Coatesville Fires: The Town That Burned Itself Down

For 18 months, Chester County’s Coatesville, once a thriving steel-industry town, was besieged by fire after fire — set by the residents themselves. A shocking mystery unraveled

The citizens of Coatesville started packing suitcases, which they left at their front doors in case they needed to escape. Children slept downstairs, and parents slept in shifts. Some kept loaded shotguns at hand, and talk of a vigilante group started to circulate.


COATESVILLE’S CITY MANAGER
, Harry Walker, doesn’t dabble in nonsense.
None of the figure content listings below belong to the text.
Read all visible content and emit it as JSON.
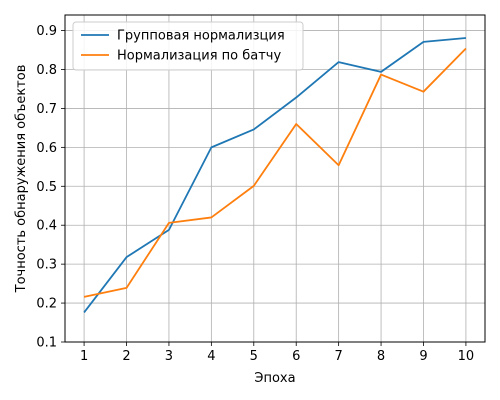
{
  "chart_data": {
    "type": "line",
    "xlabel": "Эпоха",
    "ylabel": "Точность обнаружения объектов",
    "x": [
      1,
      2,
      3,
      4,
      5,
      6,
      7,
      8,
      9,
      10
    ],
    "xticks": [
      "1",
      "2",
      "3",
      "4",
      "5",
      "6",
      "7",
      "8",
      "9",
      "10"
    ],
    "yticks": [
      "0.1",
      "0.2",
      "0.3",
      "0.4",
      "0.5",
      "0.6",
      "0.7",
      "0.8",
      "0.9"
    ],
    "xlim": [
      0.55,
      10.45
    ],
    "ylim": [
      0.1,
      0.94
    ],
    "grid": true,
    "legend_position": "top-left",
    "series": [
      {
        "name": "Групповая нормализция",
        "color": "#1f77b4",
        "values": [
          0.176,
          0.318,
          0.388,
          0.6,
          0.646,
          0.728,
          0.819,
          0.794,
          0.871,
          0.881
        ]
      },
      {
        "name": "Нормализация по батчу",
        "color": "#ff7f0e",
        "values": [
          0.216,
          0.239,
          0.406,
          0.42,
          0.501,
          0.66,
          0.554,
          0.787,
          0.743,
          0.854
        ]
      }
    ]
  }
}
He’s a former D.C. cop, born in Pittsburgh, and he knew when he took the job of leading Coatesville out of its long depression that it wouldn’t be easy.

On New Year’s Day 2009, he sat at his desk in his spartan office at City Hall, and looked forward to putting 2008 behind him. No community could lift itself out of trouble when people lived in fear of burning to death. Thankfully, though, police had nabbed Donkewicz, McWilliams and the teenager in quick succession. Surely the insanity would stop, now.

His mobile phone rang.

“Yes?” Walker said.

Fire chief Kevin Johnson had bad news. Terrible news. His crews weren’t battling a fire — they were battling three.

Walker hung up his phone, pushed his chair back from his desk, and dropped to his knees on the floor. “Dear God, please help us,” he cried. “Please help us catch whoever’s doing this. We can’t take any more. Just give this town some relief. “

Not long after, Fleetwood Street went up in flames.


AS BOB TRACEY
climbed the ladder toward the top of the rowhouses, he watched the fire spurt from the two homes at the center of the block. Then he made one of the most difficult choices a firefighter can make: He sacrificed two homes, starting his work two doors west of the visible flames. If he worked closer to the fire, it might pass under the roof before he could stop it. Better to save the homes that he could.

He stepped onto the roof wearing about 70 pounds of gear, carrying a rotary saw and something called a Halligan tool, which resembles an enormous crowbar. He dropped to his knees, spun up the saw, and started cutting and hacking his way into the roof.

 Firefighters chop roofs to allow heat and smoke to escape up and out of a home. The typical vent — a “cut” — is four feet by four feet. But Tracey decided to make a “trench cut,” a four-foot-wide swath from the front wall of the structure all the way to the rear. It was backbreaking work, and as he cut, he saw flames start to lick up from the smoky darkness below. He had fought some big fires before — he won Officer of the Year in 2004, when Matt Juhas did his worst — but this fire loomed larger than them all.